Yokam and Henry weren’t alone in their praise during the night, with each performer noting just how Prine, the former Chicago mailman whose eponymous debut album was released in 1971 by Atlantic Records after being discovered by Kris Kristofferson, inspired their own careers and artistry.
The Civil Wars member John Paul White, who took the reigns of Prine’s classic "Sam Stone," likened Prine’s mastery of words to the language of a Yoda-like figure and recalled a story where he recruited Prine to appear on one his albums. "I asked him, ‘Can you play guitar on my record?’ He said, ‘No one’s ever asked me to play guitar.’ I said, ‘Well, you’re a hero of mine guitar-wise’ and he thought that was funny as hell."

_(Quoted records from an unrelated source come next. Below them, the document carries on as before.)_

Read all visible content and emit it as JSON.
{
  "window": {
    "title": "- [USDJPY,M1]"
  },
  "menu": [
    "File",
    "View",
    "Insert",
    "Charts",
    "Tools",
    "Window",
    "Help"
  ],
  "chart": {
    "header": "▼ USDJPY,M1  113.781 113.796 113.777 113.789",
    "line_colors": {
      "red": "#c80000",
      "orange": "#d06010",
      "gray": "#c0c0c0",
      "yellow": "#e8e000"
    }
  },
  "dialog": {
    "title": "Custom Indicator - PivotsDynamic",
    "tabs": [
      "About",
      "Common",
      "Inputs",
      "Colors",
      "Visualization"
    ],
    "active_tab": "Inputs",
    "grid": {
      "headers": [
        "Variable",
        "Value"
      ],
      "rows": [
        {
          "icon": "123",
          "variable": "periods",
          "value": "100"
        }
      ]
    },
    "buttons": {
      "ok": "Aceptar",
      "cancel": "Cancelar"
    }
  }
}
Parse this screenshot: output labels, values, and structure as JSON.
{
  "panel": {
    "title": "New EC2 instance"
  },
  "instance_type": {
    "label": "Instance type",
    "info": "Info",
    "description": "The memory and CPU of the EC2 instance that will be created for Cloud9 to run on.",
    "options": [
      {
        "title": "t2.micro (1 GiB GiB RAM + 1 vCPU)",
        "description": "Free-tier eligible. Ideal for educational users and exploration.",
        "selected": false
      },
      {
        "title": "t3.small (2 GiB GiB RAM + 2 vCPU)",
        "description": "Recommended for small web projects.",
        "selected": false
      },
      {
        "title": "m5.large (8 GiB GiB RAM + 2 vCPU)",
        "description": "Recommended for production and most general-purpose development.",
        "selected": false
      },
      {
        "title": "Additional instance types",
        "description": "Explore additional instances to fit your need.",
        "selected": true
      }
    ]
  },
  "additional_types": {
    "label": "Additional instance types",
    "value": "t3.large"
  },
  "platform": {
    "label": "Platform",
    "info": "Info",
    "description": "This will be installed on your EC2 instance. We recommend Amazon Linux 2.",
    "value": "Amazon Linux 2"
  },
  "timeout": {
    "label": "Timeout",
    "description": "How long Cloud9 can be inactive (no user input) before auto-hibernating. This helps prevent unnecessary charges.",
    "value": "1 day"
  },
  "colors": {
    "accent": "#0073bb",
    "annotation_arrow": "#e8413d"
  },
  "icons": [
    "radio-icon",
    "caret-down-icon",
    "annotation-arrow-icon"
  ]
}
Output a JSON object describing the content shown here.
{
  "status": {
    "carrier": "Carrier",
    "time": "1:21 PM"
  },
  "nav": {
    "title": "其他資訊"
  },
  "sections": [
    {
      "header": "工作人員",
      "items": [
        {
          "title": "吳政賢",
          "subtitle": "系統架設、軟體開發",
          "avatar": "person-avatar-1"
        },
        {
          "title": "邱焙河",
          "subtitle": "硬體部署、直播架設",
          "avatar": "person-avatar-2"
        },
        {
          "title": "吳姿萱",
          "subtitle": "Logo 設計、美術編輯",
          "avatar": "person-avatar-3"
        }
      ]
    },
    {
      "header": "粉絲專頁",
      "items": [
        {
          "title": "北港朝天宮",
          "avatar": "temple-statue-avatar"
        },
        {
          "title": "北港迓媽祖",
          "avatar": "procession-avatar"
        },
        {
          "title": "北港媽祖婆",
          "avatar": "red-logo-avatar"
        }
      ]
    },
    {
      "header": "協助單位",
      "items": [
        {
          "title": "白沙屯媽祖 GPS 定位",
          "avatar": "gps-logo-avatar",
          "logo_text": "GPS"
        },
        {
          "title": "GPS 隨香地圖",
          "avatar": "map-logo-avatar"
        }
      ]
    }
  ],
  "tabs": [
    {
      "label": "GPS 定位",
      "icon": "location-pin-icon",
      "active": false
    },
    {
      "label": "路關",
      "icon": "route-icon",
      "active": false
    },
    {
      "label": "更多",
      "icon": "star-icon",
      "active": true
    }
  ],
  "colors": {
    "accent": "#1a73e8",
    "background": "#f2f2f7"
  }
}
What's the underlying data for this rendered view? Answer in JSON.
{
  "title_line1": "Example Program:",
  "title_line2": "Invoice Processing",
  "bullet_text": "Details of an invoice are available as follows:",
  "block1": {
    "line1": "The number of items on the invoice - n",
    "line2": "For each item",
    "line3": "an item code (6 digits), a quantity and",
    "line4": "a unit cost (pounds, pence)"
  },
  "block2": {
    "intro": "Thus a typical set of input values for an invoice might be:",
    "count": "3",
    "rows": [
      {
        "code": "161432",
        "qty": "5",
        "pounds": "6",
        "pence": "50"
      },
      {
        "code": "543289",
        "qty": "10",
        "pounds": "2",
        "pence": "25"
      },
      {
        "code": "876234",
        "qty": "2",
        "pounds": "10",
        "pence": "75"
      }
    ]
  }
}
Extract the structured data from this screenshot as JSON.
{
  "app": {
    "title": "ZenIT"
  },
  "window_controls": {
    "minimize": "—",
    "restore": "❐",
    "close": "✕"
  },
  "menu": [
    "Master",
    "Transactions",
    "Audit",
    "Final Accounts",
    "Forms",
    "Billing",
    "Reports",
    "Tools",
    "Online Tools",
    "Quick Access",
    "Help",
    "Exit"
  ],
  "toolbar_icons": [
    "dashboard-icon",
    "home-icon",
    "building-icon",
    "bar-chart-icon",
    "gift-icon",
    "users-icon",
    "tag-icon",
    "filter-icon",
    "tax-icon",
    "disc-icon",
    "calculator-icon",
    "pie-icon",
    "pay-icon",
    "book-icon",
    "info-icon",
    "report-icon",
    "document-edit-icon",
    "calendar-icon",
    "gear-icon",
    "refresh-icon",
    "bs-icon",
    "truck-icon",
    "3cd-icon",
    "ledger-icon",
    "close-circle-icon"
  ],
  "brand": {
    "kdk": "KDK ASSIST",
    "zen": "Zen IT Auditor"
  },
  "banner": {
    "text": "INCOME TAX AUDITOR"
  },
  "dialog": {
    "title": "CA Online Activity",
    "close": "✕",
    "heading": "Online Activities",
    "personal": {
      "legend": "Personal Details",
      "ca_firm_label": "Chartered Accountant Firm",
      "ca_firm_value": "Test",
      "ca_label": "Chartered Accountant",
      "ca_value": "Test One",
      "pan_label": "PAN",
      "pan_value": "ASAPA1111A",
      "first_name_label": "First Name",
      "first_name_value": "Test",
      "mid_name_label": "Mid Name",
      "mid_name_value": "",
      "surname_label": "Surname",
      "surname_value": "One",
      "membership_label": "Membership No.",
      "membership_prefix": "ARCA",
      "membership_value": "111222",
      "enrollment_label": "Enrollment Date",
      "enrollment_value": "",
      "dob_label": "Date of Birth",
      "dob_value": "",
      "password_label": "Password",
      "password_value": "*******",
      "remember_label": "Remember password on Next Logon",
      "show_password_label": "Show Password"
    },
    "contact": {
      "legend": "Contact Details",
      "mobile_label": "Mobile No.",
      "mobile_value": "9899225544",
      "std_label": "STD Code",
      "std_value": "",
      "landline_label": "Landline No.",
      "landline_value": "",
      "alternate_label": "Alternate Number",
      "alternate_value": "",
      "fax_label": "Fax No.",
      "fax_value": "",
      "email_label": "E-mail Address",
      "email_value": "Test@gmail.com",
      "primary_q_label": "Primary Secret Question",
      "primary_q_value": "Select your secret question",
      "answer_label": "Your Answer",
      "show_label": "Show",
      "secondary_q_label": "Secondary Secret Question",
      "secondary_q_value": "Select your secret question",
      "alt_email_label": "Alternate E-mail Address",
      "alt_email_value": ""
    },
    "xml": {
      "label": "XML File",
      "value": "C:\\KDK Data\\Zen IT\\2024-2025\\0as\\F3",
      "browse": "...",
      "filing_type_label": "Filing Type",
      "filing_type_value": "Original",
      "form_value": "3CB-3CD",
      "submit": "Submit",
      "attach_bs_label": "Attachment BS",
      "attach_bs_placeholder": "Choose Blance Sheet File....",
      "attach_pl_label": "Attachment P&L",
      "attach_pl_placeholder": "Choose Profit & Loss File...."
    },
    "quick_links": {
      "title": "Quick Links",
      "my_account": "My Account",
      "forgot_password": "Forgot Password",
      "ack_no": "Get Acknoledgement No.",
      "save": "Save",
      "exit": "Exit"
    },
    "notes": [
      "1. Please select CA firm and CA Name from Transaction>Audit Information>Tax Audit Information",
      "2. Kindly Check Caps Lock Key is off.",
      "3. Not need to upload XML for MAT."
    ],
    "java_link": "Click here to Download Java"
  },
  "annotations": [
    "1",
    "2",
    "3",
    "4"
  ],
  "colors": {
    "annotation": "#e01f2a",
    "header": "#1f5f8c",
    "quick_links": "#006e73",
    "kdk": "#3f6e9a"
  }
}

Ironically, some of the evening’s performers are competing with Prine at the Grammys, including the Wood Brothers, whose record One Drop of Truth is nominated along with Prine in the best Americana album category. The distinction led member Oliver Wood to joke, "We’re up against John for best Americana album and we’re so honored to lose to him this year." Anderson East had similar sentiments: "When I told John I was going to ruin one of his songs he said, ‘You can’t do much worse than I do.’"
The evening provided an ultimate look of Prine’s deeply eclectic songbook, which ranges from the heartfelt and thoughtful, to the light and novelty. The singer Maria Muldaur noted that she asked her ‘soul sister’ Bonnie Raitt what she should perform at the tribute. "Bonnie thought about it and said, ‘I have the perfect song for you," Muldaur said. “John has written so many deeply touching songs and this isn’t one of them." With that, she launched into Prine’s fluffy 1986-era track "Let’s Talk Dirty in Hawaiian." Don Flemons of the Carolina Chocolate Drops went a similar route, crooning a bright rendition of "Please Don’t Bury Me," which outlines Prine’s wishes upon his death. (Example lyric: "Give my stomach to Milwaukee if they run out of beer/ Put my socks in a cedar box, just to get 'em out of here.")
Meanwhile, the most heartrending portions of Prine’s catalog were also on full display, with Iron and Wine delivering a haunting version of "Bruised Orange (Chain of Sorrow)," a cut from Prine’s 1978 album Bruised Orange. Similarly Mary Gauthier, who said she’d have no idea what she was doing without Prine’s influence, performed "Speed the Sound of Loneliness.' It’s a track Prine recorded twice: first as a solo cut in 1986 and then again as a duet with Nanci Griffith in 1993. Bettye Lavette, also up against Prine for a Grammy for best Americana album, sang "Souvenirs" and cultivated one of the biggest reactions of the night, earning a standing ovation.
But perhaps it was Ken Paulson, the dean of the College of Media and Entertainment at Middle Tennessee State University, who summed up Prine the best during his introductory remarks as the evening began. "What we love about John Prine is that he lives the life we want our students to live," Paulson explained. "We want them to be artists of integrity, we want them to be good human beings and we want them to take pride in their music and say something worth saying. That’s all John Prine."
As the salute at the Troubadour was wrapping up and the entirety of the evening's performers took the stage for a rousing all-star sing-along of Prine’s "Paradise," Prine himself took the mic and his thoughts about the evening were brief: "This is the best party I’ve ever had."
Aside from the salute, this weekend also brought the news that Sony Pictures Classics is planning a threatical release of a documentary about Prine dubbed John Prine: Hello in There, set to focus on Prine’s life and featuring Sturgill Simpson and Jason Isbell.